Lunchtime Soiree

Today I took a quick field trip to Market Street. More specifically, Borders bookstore. Oh how I LOVE bookstores! The smell of fresh books, the inviting aroma of coffee brewing, the hundreds of thousands pages just waiting to be turned…

What isn’t there to like???

I made the quick stop to get Seth a study book for the…dum de dum dum…GMAT. Yes, he is taking the plunge and going back to school. You know, for purposes of furthering his career and making lots of money so I can be a SAHM and hang out on Market Street all day instead of just having to wait until lunch.

(We haven’t completely discussed that part of the plan so do me a favor and don’t really mention it to him…I want it to be a surprise!)

He has absolutely no business pre-reqs from college since he took all those boring engineering classes so instead of the standard 36 hours MBA program, he will have 60 hours to look forward to! Yea! According to his calculations, he’ll probably finish up sometime in 2011 if he starts this summer. Um yeah. I can see it now. Ragged Mary sitting at home with Jake running rampant around the living room, throwing his toys, wanting to see his daddy, while the next Anderle-to-be is kicking her mommy’s womb and making mommy want to vomit. All the while, Seth is sitting in a classroom, listening fervently, and soaking up all that business information.

Ah…just kidding. I do think it’s funny to joke with him about that though.

Thankfully, Halliburton is footing the bill. This is how it went down:

Mary: Look here, HALLIBURTON. I want you to pay COLD HARD CASH for my husband’s MBA. I don’t care what it takes. I don’t care how many additional wells you have to drill. Just MAKE IT HAPPEN!

Dave Lesar, CEO: Um, you are so scary, Mrs. Anderle. I totally agree. We will 100% pay for Seth’s continuing education as long as he passes all his courses.

Mary: Well, GOOD! That’s right. Because we are going to Hawaii and I eventually need a new car and I would like some new bedroom furniture that is not missing pieces because my dog chewed it up!

Dave Lesar, CEO: I will throw in an extra $100,000 just for good measure. And give your husband a 110% raise. Will that work?

Mary: That’s what I’m talking about.

And that’s how it happens, folks.

Of course I didn’t walk out the door of Borders with only a GMAT book! Don’t be silly! I also bought myself a new Bible. I know what you’re saying…don’t you have like 5 or 6? (Oh wait, that’s what Seth said) But this one is DIFFERENT. It is the Bible in chronological order! It still has all the verse references but just makes it easier to put into perspective so you can make your own little timeline. I love perspective and can always use more.

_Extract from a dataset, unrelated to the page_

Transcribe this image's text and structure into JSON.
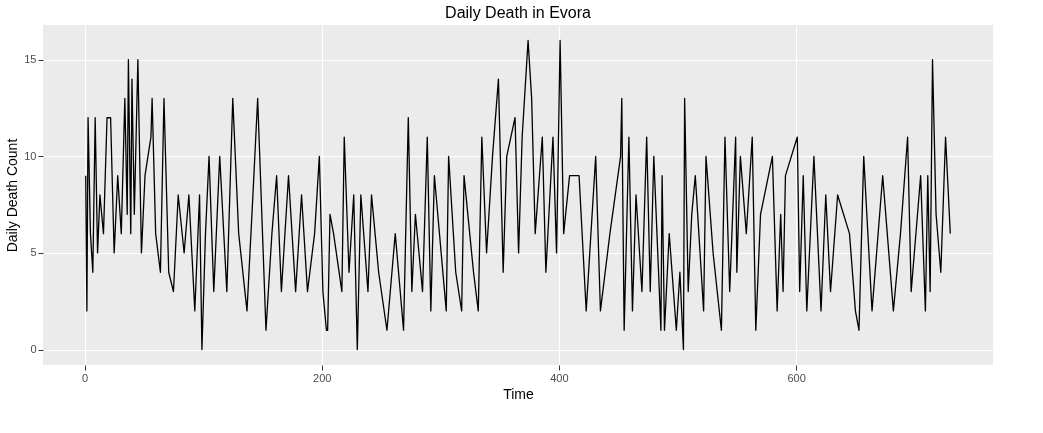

This year has been a good year of reading…and it’s barely even March! Here’s my 2008 reading list, and so far all are recommended:

Playing for Pizza: John Grisham
Baby Proof: Emily Giffin
Eat Pray Love: Elizabeth Gilbert
Second Chance: Jane Green

Oh yeah…my bike ride. It was b-e-a-utiful outside! I hopped all sorts of hills for approximately 37 miles in less than 3 hours! Yesterday I felt great! I felt energized! I was on top of the world! Today, I can’t feel my legs. I did take a couple of pictures but I’ll have to add those when I get home. On Saturday, I ride 50 miles in and around Bastrop State Park. Last year this one was a killer. So wish me luck.

2 thoughts on “Lunchtime Soiree

  1. Ok so I was just thinking the other day that it would make so much more sense for the bible to be in chronological order!!!! This is uncanny! I think we are siamese twins, or at least regular ole twins separated at birth!!!